Hace unos días se publicó el índice de innovación y desarrollo tecnológico de las empresas chilenas el que creció un 60% durante el 2021. Lo que podría ser una celebración, inevitablemente me trae algunas preguntas…

¿Cuántas mujeres hay en estos nuevos equipos de innovación?, ¿qué roles tomaron esas mujeres en esos equipos? y ¿cómo podemos sumar a más mujeres a las oportunidades que trae esta innovación? Especialmente en un país en que las mujeres retrocedieron 10 años en la fuerza laboral, durante la pandemia.

La pandemia ha traído consigo una crisis laboral particularmente hacia las mujeres. Un gran porcentaje tuvo que dejar sus trabajos. Las razones son múltiples, como, por ejemplo, asumir cuidado de terceros como hijos o padres.

Pero también se debe a la escasez de oportunidades, accesibilidad a la tecnología, conectividad y equipamiento. Además de la falta de entrenamiento/capacitación para asumir los desafíos que trae esta transformación digital acelerada que inevitablemente trae un mundo digital.

Una realidad alarmante si pensamos que el Foro Económico Mundial proyecta que para el 2030 más del 75% de los trabajos van a estar directamente relacionados al uso de la tecnología, la programación y la digitalización. Pero en Chile hoy sólo el 9% de las mujeres postula en pre grado a una carrera universitaria STEM (Science, Technology, Engineering or Mathematics).

Lo anterior nos deja muy por debajo de otros países de la región como: Brasil, Argentina y Uruguay que han trabajado en este sentido impulsando programas estatales y de la sociedad civil en la educación temprana con programas como CEIBAL, en pro de abrir e impulsar vocaciones tecnológicas y por ende el campo laboral futuro para hombres y mujeres por igual.

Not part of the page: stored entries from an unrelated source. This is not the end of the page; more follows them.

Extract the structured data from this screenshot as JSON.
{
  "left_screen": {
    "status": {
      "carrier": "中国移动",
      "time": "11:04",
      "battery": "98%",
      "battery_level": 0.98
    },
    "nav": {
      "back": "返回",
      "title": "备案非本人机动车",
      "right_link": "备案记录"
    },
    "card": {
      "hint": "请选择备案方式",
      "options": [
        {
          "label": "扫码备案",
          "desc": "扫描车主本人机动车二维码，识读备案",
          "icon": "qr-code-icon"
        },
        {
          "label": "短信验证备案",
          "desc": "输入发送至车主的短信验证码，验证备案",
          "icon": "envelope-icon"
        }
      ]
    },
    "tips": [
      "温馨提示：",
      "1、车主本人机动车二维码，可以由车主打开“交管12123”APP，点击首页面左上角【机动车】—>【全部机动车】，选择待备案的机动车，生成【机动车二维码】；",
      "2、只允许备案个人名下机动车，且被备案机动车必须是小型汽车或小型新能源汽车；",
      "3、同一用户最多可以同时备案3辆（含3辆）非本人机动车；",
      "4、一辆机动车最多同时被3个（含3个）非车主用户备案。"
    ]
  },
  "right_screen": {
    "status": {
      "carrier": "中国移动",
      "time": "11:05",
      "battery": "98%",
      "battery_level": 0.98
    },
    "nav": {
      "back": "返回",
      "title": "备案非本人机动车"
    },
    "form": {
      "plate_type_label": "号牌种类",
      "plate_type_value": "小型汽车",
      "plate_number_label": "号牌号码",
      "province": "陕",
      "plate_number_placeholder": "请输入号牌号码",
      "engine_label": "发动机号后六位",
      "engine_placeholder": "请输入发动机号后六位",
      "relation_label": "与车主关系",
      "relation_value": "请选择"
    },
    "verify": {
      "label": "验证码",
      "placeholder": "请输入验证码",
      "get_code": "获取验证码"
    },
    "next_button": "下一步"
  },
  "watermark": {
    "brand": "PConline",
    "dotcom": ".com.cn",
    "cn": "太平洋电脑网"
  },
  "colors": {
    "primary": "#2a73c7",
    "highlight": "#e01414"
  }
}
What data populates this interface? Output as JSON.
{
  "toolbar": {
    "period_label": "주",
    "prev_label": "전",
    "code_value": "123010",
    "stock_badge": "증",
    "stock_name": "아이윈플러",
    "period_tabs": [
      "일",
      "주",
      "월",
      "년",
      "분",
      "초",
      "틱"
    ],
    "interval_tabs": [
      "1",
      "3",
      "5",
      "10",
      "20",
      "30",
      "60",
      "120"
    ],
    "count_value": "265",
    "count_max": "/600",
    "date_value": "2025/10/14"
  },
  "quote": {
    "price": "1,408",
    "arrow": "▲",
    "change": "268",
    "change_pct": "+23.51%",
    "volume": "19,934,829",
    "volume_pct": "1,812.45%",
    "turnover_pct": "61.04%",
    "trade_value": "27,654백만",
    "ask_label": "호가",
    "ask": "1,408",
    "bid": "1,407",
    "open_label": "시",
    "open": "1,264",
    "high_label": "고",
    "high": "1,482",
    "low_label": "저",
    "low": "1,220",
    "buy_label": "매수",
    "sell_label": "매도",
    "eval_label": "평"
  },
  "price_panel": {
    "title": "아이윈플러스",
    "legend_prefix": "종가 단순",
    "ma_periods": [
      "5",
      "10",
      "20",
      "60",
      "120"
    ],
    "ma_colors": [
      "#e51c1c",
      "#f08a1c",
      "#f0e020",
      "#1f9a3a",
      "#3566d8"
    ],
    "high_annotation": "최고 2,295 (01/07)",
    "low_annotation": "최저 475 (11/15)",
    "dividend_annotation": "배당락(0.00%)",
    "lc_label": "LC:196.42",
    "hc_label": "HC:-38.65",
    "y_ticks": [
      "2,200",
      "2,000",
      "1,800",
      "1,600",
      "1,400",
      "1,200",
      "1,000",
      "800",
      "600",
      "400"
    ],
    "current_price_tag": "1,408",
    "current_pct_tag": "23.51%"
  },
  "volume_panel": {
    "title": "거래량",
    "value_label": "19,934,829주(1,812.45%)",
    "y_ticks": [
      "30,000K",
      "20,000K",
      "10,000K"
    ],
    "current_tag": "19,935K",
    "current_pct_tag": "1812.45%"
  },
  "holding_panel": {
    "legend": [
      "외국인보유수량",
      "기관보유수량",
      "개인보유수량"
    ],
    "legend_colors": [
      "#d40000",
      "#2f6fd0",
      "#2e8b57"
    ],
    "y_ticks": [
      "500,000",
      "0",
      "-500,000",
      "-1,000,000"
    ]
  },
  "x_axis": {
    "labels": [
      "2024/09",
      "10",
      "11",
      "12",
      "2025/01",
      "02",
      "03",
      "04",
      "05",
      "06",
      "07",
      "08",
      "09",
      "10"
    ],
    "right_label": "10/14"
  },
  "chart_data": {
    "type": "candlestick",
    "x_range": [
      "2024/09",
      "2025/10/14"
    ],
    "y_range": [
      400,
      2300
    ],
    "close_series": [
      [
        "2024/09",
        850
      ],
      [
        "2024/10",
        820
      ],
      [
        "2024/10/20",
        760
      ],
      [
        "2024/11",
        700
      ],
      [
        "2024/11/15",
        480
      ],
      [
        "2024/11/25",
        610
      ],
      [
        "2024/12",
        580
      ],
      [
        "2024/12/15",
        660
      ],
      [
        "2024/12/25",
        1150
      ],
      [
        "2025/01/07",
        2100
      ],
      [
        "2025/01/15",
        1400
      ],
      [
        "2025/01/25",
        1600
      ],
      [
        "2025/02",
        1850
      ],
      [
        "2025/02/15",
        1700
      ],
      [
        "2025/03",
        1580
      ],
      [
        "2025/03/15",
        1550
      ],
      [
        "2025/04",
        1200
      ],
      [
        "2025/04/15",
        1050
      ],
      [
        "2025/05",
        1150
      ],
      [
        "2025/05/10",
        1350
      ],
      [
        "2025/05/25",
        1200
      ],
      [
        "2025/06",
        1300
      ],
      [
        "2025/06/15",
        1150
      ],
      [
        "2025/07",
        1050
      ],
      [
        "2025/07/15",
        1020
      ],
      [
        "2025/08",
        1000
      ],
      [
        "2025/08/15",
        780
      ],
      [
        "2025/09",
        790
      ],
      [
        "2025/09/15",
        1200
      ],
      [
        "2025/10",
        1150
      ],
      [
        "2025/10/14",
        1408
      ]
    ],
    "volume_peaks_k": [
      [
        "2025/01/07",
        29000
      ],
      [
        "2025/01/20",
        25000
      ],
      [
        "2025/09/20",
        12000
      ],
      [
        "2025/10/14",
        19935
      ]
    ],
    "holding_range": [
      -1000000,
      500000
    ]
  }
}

En Chile existen algunas instancias en la sociedad civil que están impulsando a las niñas desde la escolaridad temprana, para quebrar no sólo con los paradigmas de género, sino también para que las niñas puedan aprender en un espacio cómodo, seguro y con perspectiva de género y con ello incidir en las generaciones futuras de niñas y adolescentes en áreas STEM.

Un ejemplo es la Fundación Technovation Girls Chile, que por séptimo año ofrece un programa gratuito a niñas y jóvenes entre 12 y 17 años para aprender a programar una aplicación de celular que resuelva problemas reales de la sociedad. El programa utiliza un currículo internacional y fue destacado el año pasado por la revista Forbes como el programa de aprendizaje más completo y un ejemplo a seguir.

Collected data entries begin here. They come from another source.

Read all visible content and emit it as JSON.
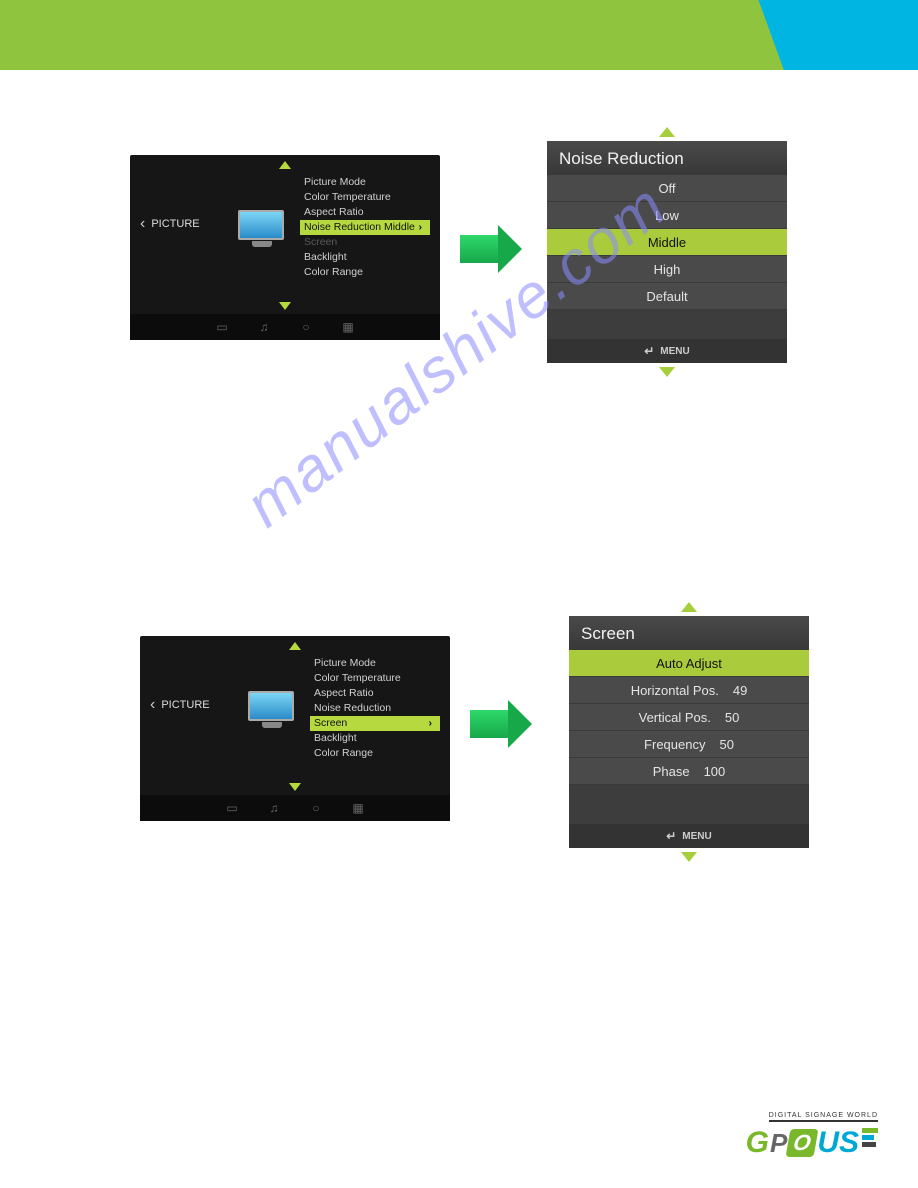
{
  "picture_panel_1": {
    "category": "PICTURE",
    "items": [
      {
        "label": "Picture Mode"
      },
      {
        "label": "Color Temperature"
      },
      {
        "label": "Aspect Ratio"
      },
      {
        "label": "Noise Reduction",
        "value": "Middle",
        "selected": true
      },
      {
        "label": "Screen",
        "dim": true
      },
      {
        "label": "Backlight"
      },
      {
        "label": "Color Range"
      }
    ]
  },
  "picture_panel_2": {
    "category": "PICTURE",
    "items": [
      {
        "label": "Picture Mode"
      },
      {
        "label": "Color Temperature"
      },
      {
        "label": "Aspect Ratio"
      },
      {
        "label": "Noise Reduction"
      },
      {
        "label": "Screen",
        "selected": true
      },
      {
        "label": "Backlight"
      },
      {
        "label": "Color Range"
      }
    ]
  },
  "submenu_1": {
    "title": "Noise Reduction",
    "options": [
      {
        "label": "Off"
      },
      {
        "label": "Low"
      },
      {
        "label": "Middle",
        "selected": true
      },
      {
        "label": "High"
      },
      {
        "label": "Default"
      }
    ],
    "footer": "MENU"
  },
  "submenu_2": {
    "title": "Screen",
    "options": [
      {
        "label": "Auto Adjust",
        "selected": true
      },
      {
        "label": "Horizontal Pos.",
        "value": "49"
      },
      {
        "label": "Vertical Pos.",
        "value": "50"
      },
      {
        "label": "Frequency",
        "value": "50"
      },
      {
        "label": "Phase",
        "value": "100"
      }
    ],
    "footer": "MENU"
  },
  "watermark": "manualshive.com",
  "footer": {
    "tagline": "DIGITAL SIGNAGE WORLD",
    "brand_g": "G",
    "brand_p": "P",
    "brand_o": "O",
    "brand_us": "US"
  }
}
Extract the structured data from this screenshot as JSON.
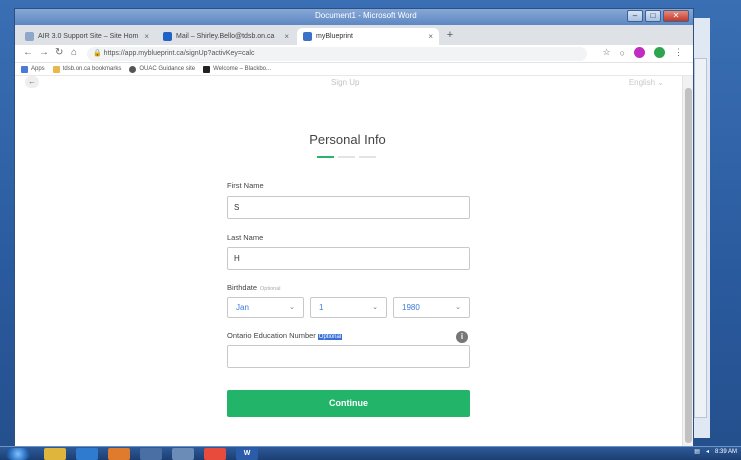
{
  "window": {
    "title": "Document1 - Microsoft Word"
  },
  "browser": {
    "tabs": [
      {
        "label": "AIR 3.0 Support Site – Site Hom"
      },
      {
        "label": "Mail – Shirley.Bello@tdsb.on.ca"
      },
      {
        "label": "myBlueprint"
      }
    ],
    "url": "https://app.myblueprint.ca/signUp?activKey=calc",
    "bookmarks": [
      {
        "label": "Apps"
      },
      {
        "label": "tdsb.on.ca bookmarks"
      },
      {
        "label": "OUAC Guidance site"
      },
      {
        "label": "Welcome – Blackbo..."
      }
    ]
  },
  "page": {
    "top_title": "Sign Up",
    "language": "English",
    "heading": "Personal Info",
    "steps": {
      "current": 1,
      "total": 3
    },
    "first_name": {
      "label": "First Name",
      "value": "S"
    },
    "last_name": {
      "label": "Last Name",
      "value": "H"
    },
    "birthdate": {
      "label": "Birthdate",
      "optional": "Optional",
      "month": "Jan",
      "day": "1",
      "year": "1980"
    },
    "oen": {
      "label": "Ontario Education Number",
      "optional": "Optional",
      "value": ""
    },
    "continue_label": "Continue"
  },
  "taskbar": {
    "time": "8:39 AM",
    "word_label": "W"
  },
  "colors": {
    "accent_green": "#22b56a",
    "select_text": "#3a7bd5",
    "highlight": "#3a6fd8"
  },
  "icons": [
    "back-arrow-icon",
    "forward-arrow-icon",
    "reload-icon",
    "home-icon",
    "lock-icon",
    "star-icon",
    "info-icon",
    "chevron-down-icon",
    "windows-start-icon"
  ]
}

“Si la mitad de la población son mujeres y las distintas empresas quieren desarrollar productos masivos y de impacto, deben incluir mujeres en sus equipos de desarrollo, está comprobado que los equipos diversos son más productivos, más competitivos y más creativos. Si no ponemos el pie en el acelerador y abrimos espacios para las mujeres, no llegaremos al 2030 con la competitividad requerida para esta era digital” explica Constanza Díaz, directora Ejecutiva de la Fundación.

Technovation Girls está presente en más de 120 países. El año pasado, en formato On Line, el programa llegó en Chile a 14 regiones del país y 25 ciudades, logrando involucrar a miles de niñas y mentores que acompañaron a las alumnas durante su proceso de aprendizaje. Este año y durante el mes de marzo las inscripciones están abiertas para sumar a más niñas

Para inscribirse y ser parte del programa que tiene la duración de 80 horas curriculares impartidos en 1 semestre, las niñas y jóvenes pueden inscribirse en la web de la Fundación www.technovation.cl/sumate rellenar sus datos, entre los cuales deben tener su pase de movilidad al día y el permiso de su apoderado/a.

Las clases se impartirán todos los sábados del primer semestre, de 9:00 a 13:00 horas en distintas sedes de la Universidad Federico Santa María, Duoc UC y el Campus San Joaquín de la Pontificia Universidad Católica.